Large facilities that use a combination of paper and electronic formats should consider hiring a consultant to conduct security and technical audits to find the weaknesses in their systems. Smaller practices and facilities should be putting privacy and security procedures into place, training employees and investing in ways to limit PHI access.
These steps are about more than regulatory compliance. They are about preserving the trust that patients place in the health care system. That’s a trust worth protecting.
Christopher T. Batterman is director of marketing at Spacesaver Corp. and a nationally recognized speaker and presenter on mobile storage applications.
Paper and HIPAA:
10 tips for compliance
The following actions can help you remain compliant with HIPAA guidelines as they apply to paper documents:
1. Formalize policies–If your organization doesn’t have policies in place regarding access and security of protected health information (PHI), it’s time to draft them.
2. Lock up files–Although it’s not required, it’s much easier to comply with HIPAA if file cabinets containing sensitive information are locked.
3. Limit access–Only necessary personnel should have access to medical records, claim forms and other protected data. Options such as rotary and mobile storage centralize records and limit access.
4. Train your employees–Train new employees on PHI security and privacy as part of their orientation. Current employees should also receive “refresher” training.

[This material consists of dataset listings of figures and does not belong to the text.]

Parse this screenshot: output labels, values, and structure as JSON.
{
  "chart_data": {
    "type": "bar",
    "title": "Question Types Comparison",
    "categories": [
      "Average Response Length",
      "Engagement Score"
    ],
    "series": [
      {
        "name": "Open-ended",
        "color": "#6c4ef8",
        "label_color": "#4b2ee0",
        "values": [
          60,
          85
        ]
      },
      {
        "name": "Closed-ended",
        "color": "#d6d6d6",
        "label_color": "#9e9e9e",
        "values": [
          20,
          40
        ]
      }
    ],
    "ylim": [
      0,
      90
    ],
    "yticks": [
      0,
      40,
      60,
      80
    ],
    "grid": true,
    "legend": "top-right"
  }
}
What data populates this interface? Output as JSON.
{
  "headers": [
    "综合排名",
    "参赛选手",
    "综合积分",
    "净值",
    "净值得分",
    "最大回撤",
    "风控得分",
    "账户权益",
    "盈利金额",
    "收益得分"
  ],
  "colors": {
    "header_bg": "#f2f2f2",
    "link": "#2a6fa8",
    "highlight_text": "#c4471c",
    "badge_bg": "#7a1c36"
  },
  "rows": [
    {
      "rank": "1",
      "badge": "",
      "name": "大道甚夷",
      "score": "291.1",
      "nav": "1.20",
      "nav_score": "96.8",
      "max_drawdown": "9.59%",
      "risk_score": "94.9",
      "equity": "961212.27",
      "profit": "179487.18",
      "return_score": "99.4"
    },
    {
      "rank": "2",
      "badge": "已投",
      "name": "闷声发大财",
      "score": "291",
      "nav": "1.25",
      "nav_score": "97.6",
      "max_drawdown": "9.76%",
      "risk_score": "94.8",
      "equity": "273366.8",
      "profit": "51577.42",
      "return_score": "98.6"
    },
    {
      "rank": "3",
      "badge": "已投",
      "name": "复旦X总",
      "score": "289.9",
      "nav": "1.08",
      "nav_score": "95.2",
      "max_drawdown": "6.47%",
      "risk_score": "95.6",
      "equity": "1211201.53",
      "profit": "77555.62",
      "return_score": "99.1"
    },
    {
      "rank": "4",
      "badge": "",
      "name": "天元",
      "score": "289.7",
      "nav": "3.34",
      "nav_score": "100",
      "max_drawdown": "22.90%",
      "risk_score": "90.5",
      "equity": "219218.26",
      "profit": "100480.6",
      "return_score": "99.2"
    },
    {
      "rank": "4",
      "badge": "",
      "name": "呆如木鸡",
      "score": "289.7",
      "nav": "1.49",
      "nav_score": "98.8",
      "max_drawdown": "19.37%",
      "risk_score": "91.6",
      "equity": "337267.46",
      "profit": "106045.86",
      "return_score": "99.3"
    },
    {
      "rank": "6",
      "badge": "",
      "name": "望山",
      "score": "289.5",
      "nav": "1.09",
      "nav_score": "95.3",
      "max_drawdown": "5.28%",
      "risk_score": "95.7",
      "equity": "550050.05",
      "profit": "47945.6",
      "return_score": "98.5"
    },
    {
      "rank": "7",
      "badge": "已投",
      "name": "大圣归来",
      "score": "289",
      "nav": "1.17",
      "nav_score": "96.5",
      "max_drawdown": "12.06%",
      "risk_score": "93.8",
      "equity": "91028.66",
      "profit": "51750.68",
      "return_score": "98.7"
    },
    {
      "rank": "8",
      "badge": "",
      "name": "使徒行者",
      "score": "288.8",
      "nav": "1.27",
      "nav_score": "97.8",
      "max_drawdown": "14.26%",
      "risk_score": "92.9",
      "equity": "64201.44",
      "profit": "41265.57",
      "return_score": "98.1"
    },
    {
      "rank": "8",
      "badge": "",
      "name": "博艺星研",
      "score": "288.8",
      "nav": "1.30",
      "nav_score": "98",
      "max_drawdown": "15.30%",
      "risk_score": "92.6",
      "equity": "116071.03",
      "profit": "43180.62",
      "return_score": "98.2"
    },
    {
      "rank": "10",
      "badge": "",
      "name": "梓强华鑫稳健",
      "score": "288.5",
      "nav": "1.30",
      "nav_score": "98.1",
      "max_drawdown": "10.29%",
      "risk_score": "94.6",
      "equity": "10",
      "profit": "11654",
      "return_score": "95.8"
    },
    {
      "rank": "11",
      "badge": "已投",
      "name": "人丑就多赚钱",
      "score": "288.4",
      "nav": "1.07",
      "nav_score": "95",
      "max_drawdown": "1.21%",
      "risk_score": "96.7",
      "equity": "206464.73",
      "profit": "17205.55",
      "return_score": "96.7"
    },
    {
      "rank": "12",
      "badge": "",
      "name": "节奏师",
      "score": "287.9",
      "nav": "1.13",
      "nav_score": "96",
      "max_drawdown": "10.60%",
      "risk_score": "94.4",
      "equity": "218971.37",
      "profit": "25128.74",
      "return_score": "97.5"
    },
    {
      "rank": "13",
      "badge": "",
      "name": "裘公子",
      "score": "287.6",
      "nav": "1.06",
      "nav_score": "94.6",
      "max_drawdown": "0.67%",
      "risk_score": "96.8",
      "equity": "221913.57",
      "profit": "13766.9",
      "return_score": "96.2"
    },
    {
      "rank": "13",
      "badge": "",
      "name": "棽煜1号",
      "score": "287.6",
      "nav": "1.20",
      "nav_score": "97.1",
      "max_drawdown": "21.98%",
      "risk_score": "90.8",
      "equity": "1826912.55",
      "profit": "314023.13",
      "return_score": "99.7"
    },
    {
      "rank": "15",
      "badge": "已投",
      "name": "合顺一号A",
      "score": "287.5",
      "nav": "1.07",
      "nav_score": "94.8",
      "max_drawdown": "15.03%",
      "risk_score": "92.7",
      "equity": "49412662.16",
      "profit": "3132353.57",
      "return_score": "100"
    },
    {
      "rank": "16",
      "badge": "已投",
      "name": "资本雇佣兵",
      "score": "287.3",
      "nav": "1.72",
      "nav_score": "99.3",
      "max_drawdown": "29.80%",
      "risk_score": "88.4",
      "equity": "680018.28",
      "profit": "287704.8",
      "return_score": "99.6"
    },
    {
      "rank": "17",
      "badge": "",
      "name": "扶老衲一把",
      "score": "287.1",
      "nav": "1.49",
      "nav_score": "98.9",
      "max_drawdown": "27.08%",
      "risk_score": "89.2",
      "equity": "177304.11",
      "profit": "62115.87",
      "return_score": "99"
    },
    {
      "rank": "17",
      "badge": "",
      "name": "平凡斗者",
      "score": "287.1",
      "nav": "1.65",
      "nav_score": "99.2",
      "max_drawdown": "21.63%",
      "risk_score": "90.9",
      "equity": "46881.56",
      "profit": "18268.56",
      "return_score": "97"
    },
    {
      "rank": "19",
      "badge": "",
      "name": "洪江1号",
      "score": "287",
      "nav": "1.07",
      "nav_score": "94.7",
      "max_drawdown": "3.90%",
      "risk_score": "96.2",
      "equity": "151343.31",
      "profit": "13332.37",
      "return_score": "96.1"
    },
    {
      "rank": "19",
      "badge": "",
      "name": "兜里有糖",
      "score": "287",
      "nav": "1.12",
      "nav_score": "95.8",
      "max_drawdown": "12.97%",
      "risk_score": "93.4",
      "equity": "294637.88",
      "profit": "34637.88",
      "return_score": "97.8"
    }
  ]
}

5. Communicate policy changes–Policy changes regarding the handling of PHI should be widely communicated in a timely manner to pertinent personnel. Use several communications channels–i.e., memos, e-mail, employee newsletters and department meetings.
6. Develop guidelines for “workstation” PHI use–The security standards will require that Covered Entities have guidelines for using PHI at their workstations. This refers mostly to computer usage. However, considering paper records when drafting these guidelines is a good idea.
7. Enter “chain of trust” agreements–When PHI moves from one organization to another, a “chain of trust partner agreement” is necessary to ensure that the same level of security will be maintained throughout the process.
8. Have a system in place to track access–The proposed Security Rule requires a mechanism to track PHI access. Some mobile storage systems integrate information management software that enables an unlimited number of security configurations. This combination also incorporates multilevel tracking and barcode technology that allows organizations to precisely track the physical location of stored items over time.
9. Follow termination procedures–A formal, documented procedure is required. It must include the following: changing combination locks; removing the former employee from access lists and user accounts; retrieval of keys, tokens or cards that allow access. Records administrators can easily reprogram the numeric codes on touch-pad access systems to ensure former employees are not able to enter storage systems.
10. Have a disaster plan–Electronic systems are now required to have disaster plans in place. This is a voluntary, but important, consideration for paper records. Programmable mobile storage systems can be wired into your facility’s fire and security systems for added protection. In addition, programmable systems have an automatic closing feature that protects valuable materials from fire and dust. Optional is a rechargeable battery–for use in the event of a power failure.